Angus heads to Singh’s backyard in attempt to win support
NDP leadership candidate Charlie Angus is working to shore up support from Muslim community leaders, including some who have expressed views that run decidedly counter to party orthodoxy.
Angus is headed to Brampton and Mississauga, Ont., this weekend — rival Jagmeet Singh’s home base — to speak at a local Islamic centre and to meet with the Iranian Canadian Congress and the Canadian Arab Federation.
The move appears to be an attempt to prove that Singh doesn’t have a lock on new Canadian, suburban voters. At a recent debate in Saskatoon, Singh claimed that he could “connect with new Canadians in ways that others on this stage simply cannot.”
Angus says any NDP leader must be able to reach out to diverse communities.
In Mississauga, Angus will meet with Mustafa Khattab, an imam who made headlines for comments he made to Edmonton students in 2012, when he compared homosexuality to cancer.
“Someone who is homosexual is like someone who has diabetes or someone who has cancer or AIDS,” he said at the time.
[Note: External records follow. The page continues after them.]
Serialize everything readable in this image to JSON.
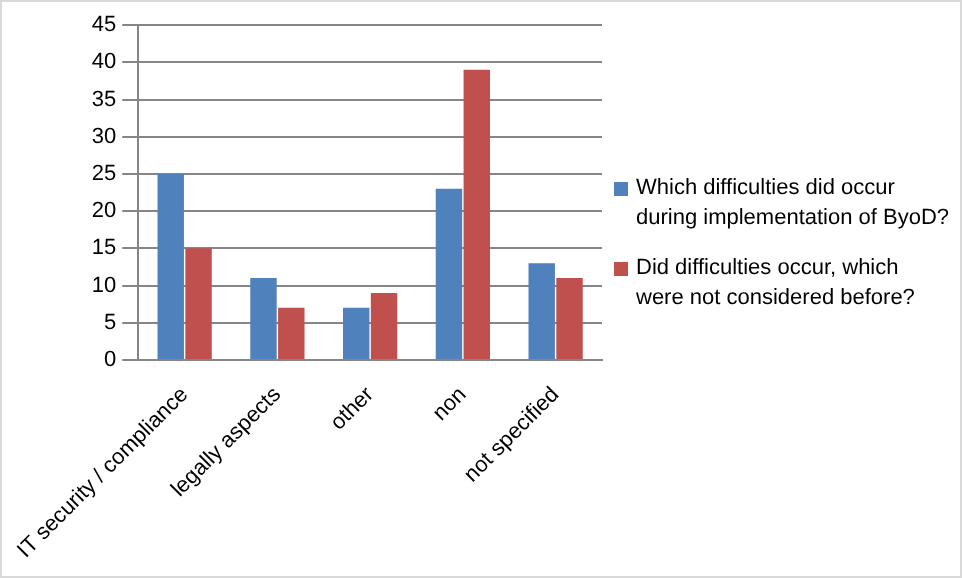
{
  "chart_data": {
    "type": "bar",
    "categories": [
      "IT security / compliance",
      "legally aspects",
      "other",
      "non",
      "not specified"
    ],
    "series": [
      {
        "name": "Which difficulties did occur during implementation of ByoD?",
        "color": "#4f81bd",
        "values": [
          25,
          11,
          7,
          23,
          13
        ]
      },
      {
        "name": "Did difficulties occur, which were not considered before?",
        "color": "#c0504d",
        "values": [
          15,
          7,
          9,
          39,
          11
        ]
      }
    ],
    "ylim": [
      0,
      45
    ],
    "yticks": [
      0,
      5,
      10,
      15,
      20,
      25,
      30,
      35,
      40,
      45
    ],
    "grid": "y",
    "legend": "right"
  }
}
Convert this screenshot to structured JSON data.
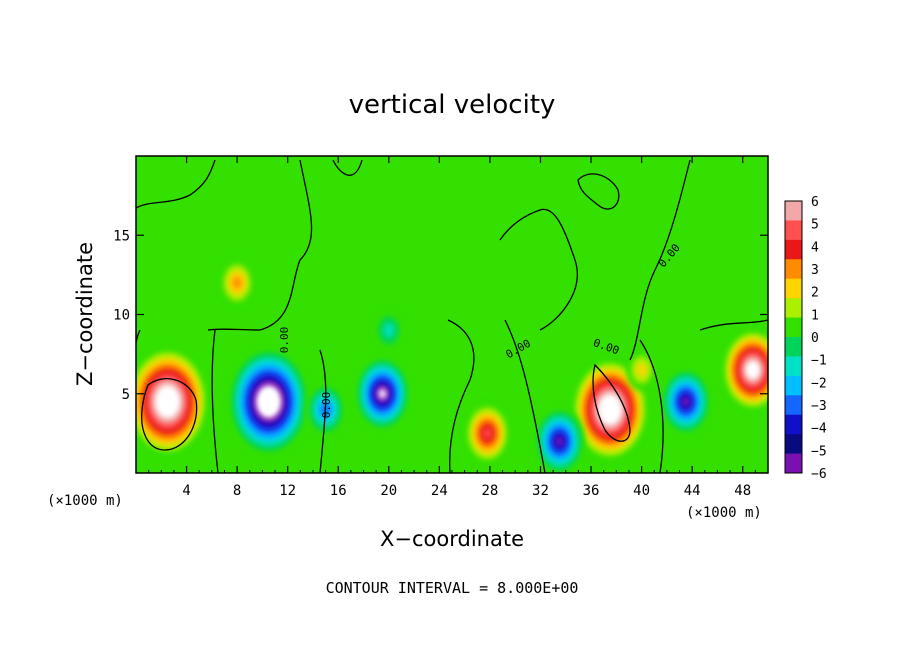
{
  "chart_data": {
    "type": "heatmap",
    "title": "vertical velocity",
    "xlabel": "X−coordinate",
    "ylabel": "Z−coordinate",
    "x_unit": "(×1000 m)",
    "y_unit": "(×1000 m)",
    "xlim": [
      0,
      50
    ],
    "ylim": [
      0,
      20
    ],
    "x_ticks": [
      4,
      8,
      12,
      16,
      20,
      24,
      28,
      32,
      36,
      40,
      44,
      48
    ],
    "y_ticks": [
      5,
      10,
      15
    ],
    "color_scale": {
      "min": -6,
      "max": 6,
      "tick_labels": [
        "6",
        "5",
        "4",
        "3",
        "2",
        "1",
        "0",
        "−1",
        "−2",
        "−3",
        "−4",
        "−5",
        "−6"
      ],
      "colors": [
        "#f2a8a8",
        "#ff5050",
        "#e81818",
        "#ff8c00",
        "#ffd400",
        "#aaf000",
        "#33e000",
        "#00d35a",
        "#00e0c4",
        "#00bfff",
        "#1565ff",
        "#1010c8",
        "#0a0a80",
        "#7a10b0"
      ]
    },
    "contour_label": "0.00",
    "contour_interval_text": "CONTOUR INTERVAL = 8.000E+00",
    "features": [
      {
        "x": 2.5,
        "z": 4.5,
        "value": 12
      },
      {
        "x": 10.5,
        "z": 4.5,
        "value": -12
      },
      {
        "x": 19.5,
        "z": 5.0,
        "value": -7
      },
      {
        "x": 37.5,
        "z": 4.0,
        "value": 11
      },
      {
        "x": 33.5,
        "z": 2.0,
        "value": -6
      },
      {
        "x": 43.5,
        "z": 4.5,
        "value": -6
      },
      {
        "x": 48.8,
        "z": 6.5,
        "value": 8
      },
      {
        "x": 8.0,
        "z": 12.0,
        "value": 3
      },
      {
        "x": 27.8,
        "z": 2.5,
        "value": 5
      },
      {
        "x": 15.0,
        "z": 4.0,
        "value": -4
      },
      {
        "x": 40.0,
        "z": 6.5,
        "value": 2
      },
      {
        "x": 20.0,
        "z": 9.0,
        "value": -2
      }
    ]
  }
}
Khattab told the CBC in 2016 that he regretted the comments and his understanding of homosexuality had changed.
Angus is also planning to announce endorsements from three Muslim community activists from the Greater Toronto Area — Farina Siddiqui, Feras Marish and Maliha Khan.
Siddiqui and Marish were both vocal opponents of Ontario’s new sex-ed curriculum, which puts them at odds with the provincial NDP that supported the reform.